Au nombre des acquis, il y’a d’abord la vision que Cheikh Anta a développée et léguée sur le rôle et le développement des langues africaines. Il y’a, ensuite, la conviction qu’il a formulée, conceptualisée et obstinément défendue à propos de ” La théorie du possible développement des langues nationales africaines “. Il y’a, également, la démarche méthodologique élaborée et appliquée par le professeur Cheikh Anta dans les domaines de la politique et de l’aménagement linguistique. Cheikh Anta fit recours aux ressources théoriques de la science linguistique et à l’histoire culturelle de l’humanité pour retrouver des cas similaires, le traitement qui en a été fait et les enseignements qu’on peut en tirer. Il y’a, surtout, les résultats acquis et/ou conquis par Cheikh Anta en matière de politique et d’aménagement linguistiques : l’étude du génie propre des langues africaines, la découverte des lois de la traduction et de passages entre les langues africaines d’une part, de l’autre entre elles et d’autres langues, l’élaboration de matériaux linguistiques de post-alphabétisation, apprentissage et enseignement comme les documents de référence (dictionnaires, grammaires, descriptions académiques de divers aspects des langues, encyclopédies), les documents d’apprentissage ( les manuels, les outils pédagogiques, les ouvrages scolaires etc…) et les documents de diffusion ( la littérature et la presse), la démonstration de l’unité linguistique, la définition des domaines stratégiques ayant une importance structurante pour le développement linguistique de l’Afrique (l’enseignement, la presse l’administration publique, la diplomatie, la justice, la culture et les arts, la recherche scientifique et technique, la religion, la justice, le parlement et la législation, l’économie) etc…

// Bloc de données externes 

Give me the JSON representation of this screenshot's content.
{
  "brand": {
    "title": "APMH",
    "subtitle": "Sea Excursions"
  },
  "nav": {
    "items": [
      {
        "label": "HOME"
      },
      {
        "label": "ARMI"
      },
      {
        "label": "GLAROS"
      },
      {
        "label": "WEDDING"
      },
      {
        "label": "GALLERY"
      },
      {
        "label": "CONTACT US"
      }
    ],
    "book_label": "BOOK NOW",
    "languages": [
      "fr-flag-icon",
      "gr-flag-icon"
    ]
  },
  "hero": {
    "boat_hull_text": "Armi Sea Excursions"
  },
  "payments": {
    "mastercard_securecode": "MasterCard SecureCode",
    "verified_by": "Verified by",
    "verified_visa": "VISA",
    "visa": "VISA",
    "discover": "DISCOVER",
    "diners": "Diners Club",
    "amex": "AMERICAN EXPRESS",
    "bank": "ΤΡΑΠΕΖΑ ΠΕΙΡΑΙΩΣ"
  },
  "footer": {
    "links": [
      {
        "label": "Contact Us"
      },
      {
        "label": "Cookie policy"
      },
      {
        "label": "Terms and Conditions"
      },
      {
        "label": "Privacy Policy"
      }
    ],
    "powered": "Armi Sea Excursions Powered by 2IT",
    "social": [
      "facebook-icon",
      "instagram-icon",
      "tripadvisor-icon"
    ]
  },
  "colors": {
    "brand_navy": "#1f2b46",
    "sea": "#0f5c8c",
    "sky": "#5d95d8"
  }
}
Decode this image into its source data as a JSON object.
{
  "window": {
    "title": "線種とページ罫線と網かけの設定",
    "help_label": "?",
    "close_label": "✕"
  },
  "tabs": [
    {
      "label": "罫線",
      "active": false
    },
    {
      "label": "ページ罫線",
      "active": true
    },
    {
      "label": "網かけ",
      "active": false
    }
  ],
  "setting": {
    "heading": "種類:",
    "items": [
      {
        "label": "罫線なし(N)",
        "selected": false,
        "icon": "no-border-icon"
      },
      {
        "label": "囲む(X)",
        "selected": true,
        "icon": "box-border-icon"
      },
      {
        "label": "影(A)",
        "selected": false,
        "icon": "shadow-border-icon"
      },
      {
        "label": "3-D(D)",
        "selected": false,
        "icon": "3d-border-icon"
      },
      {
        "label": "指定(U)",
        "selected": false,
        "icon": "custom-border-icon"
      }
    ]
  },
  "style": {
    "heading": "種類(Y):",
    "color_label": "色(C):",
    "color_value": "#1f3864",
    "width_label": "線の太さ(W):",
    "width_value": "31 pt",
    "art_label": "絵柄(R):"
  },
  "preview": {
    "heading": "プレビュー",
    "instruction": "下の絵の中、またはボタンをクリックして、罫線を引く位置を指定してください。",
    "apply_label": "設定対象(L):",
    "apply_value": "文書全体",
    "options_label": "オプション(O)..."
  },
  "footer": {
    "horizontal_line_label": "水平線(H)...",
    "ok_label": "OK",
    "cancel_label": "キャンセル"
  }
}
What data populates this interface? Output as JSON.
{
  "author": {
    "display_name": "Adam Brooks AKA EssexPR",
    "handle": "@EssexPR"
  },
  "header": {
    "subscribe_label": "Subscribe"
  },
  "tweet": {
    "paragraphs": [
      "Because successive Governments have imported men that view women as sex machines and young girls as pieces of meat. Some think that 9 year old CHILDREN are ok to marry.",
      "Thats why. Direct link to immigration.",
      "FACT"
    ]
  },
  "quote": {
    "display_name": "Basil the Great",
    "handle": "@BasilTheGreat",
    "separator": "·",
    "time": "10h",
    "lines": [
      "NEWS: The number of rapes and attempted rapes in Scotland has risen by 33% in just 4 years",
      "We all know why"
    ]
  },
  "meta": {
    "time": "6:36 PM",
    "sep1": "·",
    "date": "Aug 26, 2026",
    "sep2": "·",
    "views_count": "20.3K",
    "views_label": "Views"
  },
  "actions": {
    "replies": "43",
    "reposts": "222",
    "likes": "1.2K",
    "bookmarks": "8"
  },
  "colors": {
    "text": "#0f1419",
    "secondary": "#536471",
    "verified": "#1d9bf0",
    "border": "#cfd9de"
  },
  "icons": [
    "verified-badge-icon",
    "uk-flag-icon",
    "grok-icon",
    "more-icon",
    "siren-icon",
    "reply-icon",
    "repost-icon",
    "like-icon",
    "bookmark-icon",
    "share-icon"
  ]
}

Cheikh Anta a laissé, par ailleurs, des éléments d’une politique linguistique africaine : les types et choix de langues, les taches territoriales et continentales, les propositions pour l’harmonisation des langues africaines, le dispositif organisationnel et institutionnel à mettre en place pour l’élaboration et la mise en œuvre de la politique de l’aménagement linguistiques aux niveaux territorial et continental etc…
Deux autres acquis de Cheikh Anta, à évoquer ici, sont d’une part l’antériorité et le caractère pionnier des recherches de l’homme en matière de politique et aménagement linguistiques africains ; de l’autre, le statut d’exemple du walaf et du Sénégal dans sa démonstration.
En ce qui concerne les perspectives Cheikh Anta attendait de la recherche linguistique africaine que l’exemple du Walaf et du Sénégal soit dupliqué dans les territoires africains et appliqué à toutes les langues nationales africaines. Il a proposé qu’à l’avenir des commissions de travail soient mises en place. Celles-ci devraient être composées de chercheurs compétents et patriotes au niveau de chaque territoire du continent pour mener à bien la rénovation des langues africaines.
Dans le domaine du choix des langues véhiculaires de territoire et du continent, il a esquissé des propositions soumises à la sagacité de la postérité comme le Swahili comme langue unique continentale. L’esquisse d’un projet global de développement linguistique de l’Afrique est aussi l’un de ses apports majeurs au panafricanisme.